Par un jugement n° 2010052, 2104943 du 30 septembre 2024, le tribunal administratif de Marseille a rejeté sa demande.
Procédure devant la Cour :
Par une requête, enregistrée le 11 octobre 2024, et un mémoire enregistré le 22 octobre 2024, M. A, représenté par Me Benoit, demande à la Cour :
1°) d’annuler le jugement du 30 septembre 2024 ;
2°) d’annuler le titre de perception du 25 août 2020 ;
3°) de condamner l’Etat à lui rembourser la somme de 1 500 euros correspondant au
20 % de la condamnation réglés à défaut d’information ;
4°) de mettre à la charge de l’Etat une somme de 4 000 euros au titre de l’article
L. 761-1 du code de justice administrative.
Il doit être regardé comme soutenant que :
— le titre de perception du 25 août 2020 est illégal en raison de l’illégalité de la décision du 18 juin 2019 prévoyant à titre rétroactif sa radiation des cadres à compter du 27 février 2018 ;
— il méconnaît l’article 20 de la loi de 1983 sur la rémunération après service fait ;
— n’ayant pas été informé conformément à l’article 707-3 du code de procédure pénale, la somme complémentaire de 1 500 euros qu’il a réglée doit lui être remboursée.
Vu les autres pièces du dossier.
Vu :
— la loi n° 83-634 du 13 juillet 1983 ;
— le code de justice administrative.
Le président de la Cour a désigné M. C pour statuer par ordonnance dans les cas prévus à l’article R. 222-1 du code de justice administrative.
Considérant ce qui suit :
1. M. A, contrôleur de classe normale des services techniques du ministère de l’intérieur, a demandé au tribunal administratif de Marseille d’annuler le titre de perception émis par la direction régionale des finances publiques de Provence-Alpes-Côte d’Azur et du département des Bouches-du-Rhône le 25 août 2020 à son encontre d’un montant de 38 271,43 euros relatif à un indu de rémunération issu de la paie du mois d’août 2019. Il relève appel du jugement par lequel le tribunal a rejeté sa demande, en reprenant, pour l’essentiel, les moyens invoqués devant les premiers juges.
2. Aux termes du dernier alinéa de l’article R. 222-1 du code de justice administrative : « 7° () les présidents des formations de jugement des cours () peuvent, en outre, par ordonnance, rejeter () les requêtes d’appel manifestement dépourvues de fondement () ».
3. Aux termes de l’article 20 de la loi du 13 juillet 1983 portant droits et obligations des fonctionnaires : « Les fonctionnaires ont droit, après service fait, à une rémunération comprenant le traitement, l’indemnité de résidence, le supplément familial de traitement ainsi que les indemnités instituées par un texte législatif ou réglementaire () ». L’article 24 de la même loi dispose toutefois que : " La cessation définitive de fonctions qui entraîne radiation des cadres et perte de la qualité de fonctionnaire résulte : 1° De l’admission à la retraite ; 2° De la démission régulièrement acceptée ; 3° Du licenciement ; 4° De la révocation.

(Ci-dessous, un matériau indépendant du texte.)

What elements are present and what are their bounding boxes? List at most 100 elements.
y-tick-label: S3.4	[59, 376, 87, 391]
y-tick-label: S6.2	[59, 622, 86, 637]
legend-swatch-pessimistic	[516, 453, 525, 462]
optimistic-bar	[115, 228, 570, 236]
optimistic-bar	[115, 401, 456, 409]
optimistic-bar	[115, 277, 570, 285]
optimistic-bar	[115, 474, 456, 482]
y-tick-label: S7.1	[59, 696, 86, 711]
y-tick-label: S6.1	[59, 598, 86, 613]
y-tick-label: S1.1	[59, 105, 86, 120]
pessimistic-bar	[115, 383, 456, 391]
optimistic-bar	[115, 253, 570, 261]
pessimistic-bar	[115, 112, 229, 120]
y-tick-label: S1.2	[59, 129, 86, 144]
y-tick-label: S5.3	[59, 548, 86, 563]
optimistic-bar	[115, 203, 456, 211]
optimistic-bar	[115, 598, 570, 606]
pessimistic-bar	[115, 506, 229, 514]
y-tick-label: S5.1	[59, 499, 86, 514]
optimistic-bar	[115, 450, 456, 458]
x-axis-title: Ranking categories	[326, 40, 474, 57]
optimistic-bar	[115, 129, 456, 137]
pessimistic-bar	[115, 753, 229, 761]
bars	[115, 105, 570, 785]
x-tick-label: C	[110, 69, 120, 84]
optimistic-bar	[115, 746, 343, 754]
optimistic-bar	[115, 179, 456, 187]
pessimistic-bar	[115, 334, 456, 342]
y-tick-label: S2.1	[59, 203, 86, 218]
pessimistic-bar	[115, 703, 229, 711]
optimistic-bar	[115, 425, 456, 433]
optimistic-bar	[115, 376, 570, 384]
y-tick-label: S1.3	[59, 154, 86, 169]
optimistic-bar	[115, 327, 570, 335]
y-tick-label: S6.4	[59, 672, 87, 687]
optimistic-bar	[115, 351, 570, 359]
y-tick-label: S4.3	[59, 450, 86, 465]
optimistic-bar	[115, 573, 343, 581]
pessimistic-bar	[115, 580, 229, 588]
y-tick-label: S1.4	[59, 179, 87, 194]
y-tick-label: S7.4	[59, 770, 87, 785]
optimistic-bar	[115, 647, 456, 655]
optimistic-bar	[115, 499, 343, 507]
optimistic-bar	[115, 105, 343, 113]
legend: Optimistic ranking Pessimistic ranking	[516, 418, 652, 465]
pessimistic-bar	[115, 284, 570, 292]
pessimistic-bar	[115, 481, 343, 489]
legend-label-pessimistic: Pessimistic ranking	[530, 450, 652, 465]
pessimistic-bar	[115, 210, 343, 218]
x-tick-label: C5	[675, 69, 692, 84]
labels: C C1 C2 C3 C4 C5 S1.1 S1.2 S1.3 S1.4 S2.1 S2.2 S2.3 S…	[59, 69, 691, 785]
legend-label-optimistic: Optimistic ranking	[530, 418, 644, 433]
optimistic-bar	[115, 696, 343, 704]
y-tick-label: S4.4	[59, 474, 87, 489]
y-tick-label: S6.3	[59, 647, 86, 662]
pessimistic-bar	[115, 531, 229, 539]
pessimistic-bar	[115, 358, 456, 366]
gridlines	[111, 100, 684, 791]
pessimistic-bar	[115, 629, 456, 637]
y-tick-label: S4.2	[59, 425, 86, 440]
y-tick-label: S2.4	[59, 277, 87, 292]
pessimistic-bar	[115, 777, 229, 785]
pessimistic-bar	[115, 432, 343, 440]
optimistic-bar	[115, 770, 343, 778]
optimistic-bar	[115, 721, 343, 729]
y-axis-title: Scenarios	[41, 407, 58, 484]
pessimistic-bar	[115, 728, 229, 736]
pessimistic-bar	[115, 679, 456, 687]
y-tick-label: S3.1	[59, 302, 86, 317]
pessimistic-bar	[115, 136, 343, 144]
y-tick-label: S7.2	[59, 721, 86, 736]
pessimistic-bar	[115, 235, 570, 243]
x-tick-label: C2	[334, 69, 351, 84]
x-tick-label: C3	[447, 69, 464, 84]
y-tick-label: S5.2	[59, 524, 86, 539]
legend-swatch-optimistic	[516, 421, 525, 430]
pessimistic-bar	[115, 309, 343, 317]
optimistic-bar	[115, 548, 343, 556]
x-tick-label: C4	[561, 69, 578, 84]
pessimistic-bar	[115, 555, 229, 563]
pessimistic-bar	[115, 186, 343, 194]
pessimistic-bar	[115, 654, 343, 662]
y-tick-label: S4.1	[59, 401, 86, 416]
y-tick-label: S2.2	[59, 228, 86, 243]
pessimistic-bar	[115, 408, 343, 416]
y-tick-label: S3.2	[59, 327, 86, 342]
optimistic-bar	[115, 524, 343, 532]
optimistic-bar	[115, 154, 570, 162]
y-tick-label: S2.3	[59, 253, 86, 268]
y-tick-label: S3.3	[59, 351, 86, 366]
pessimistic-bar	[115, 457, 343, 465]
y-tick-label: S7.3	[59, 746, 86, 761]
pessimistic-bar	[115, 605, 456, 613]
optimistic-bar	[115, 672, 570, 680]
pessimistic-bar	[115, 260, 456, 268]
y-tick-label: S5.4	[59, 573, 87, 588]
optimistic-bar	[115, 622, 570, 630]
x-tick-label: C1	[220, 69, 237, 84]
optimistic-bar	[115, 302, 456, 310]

La perte de la nationalité française, la déchéance des droits civiques, l’interdiction par décision de justice d’exercer un emploi public et la non-réintégration à l’issue d’une période de disponibilité produisent les mêmes effets () ". L’interdiction par décision de justice d’exercer un emploi public entraînant de plein droit la rupture du lien unissant l’agent au service public, les services accomplis par l’agent
au-delà de cette limite n’ouvrent pas droit au versement de la rémunération attachée à l’appartenance à un corps de fonctionnaires ou d’agents publics.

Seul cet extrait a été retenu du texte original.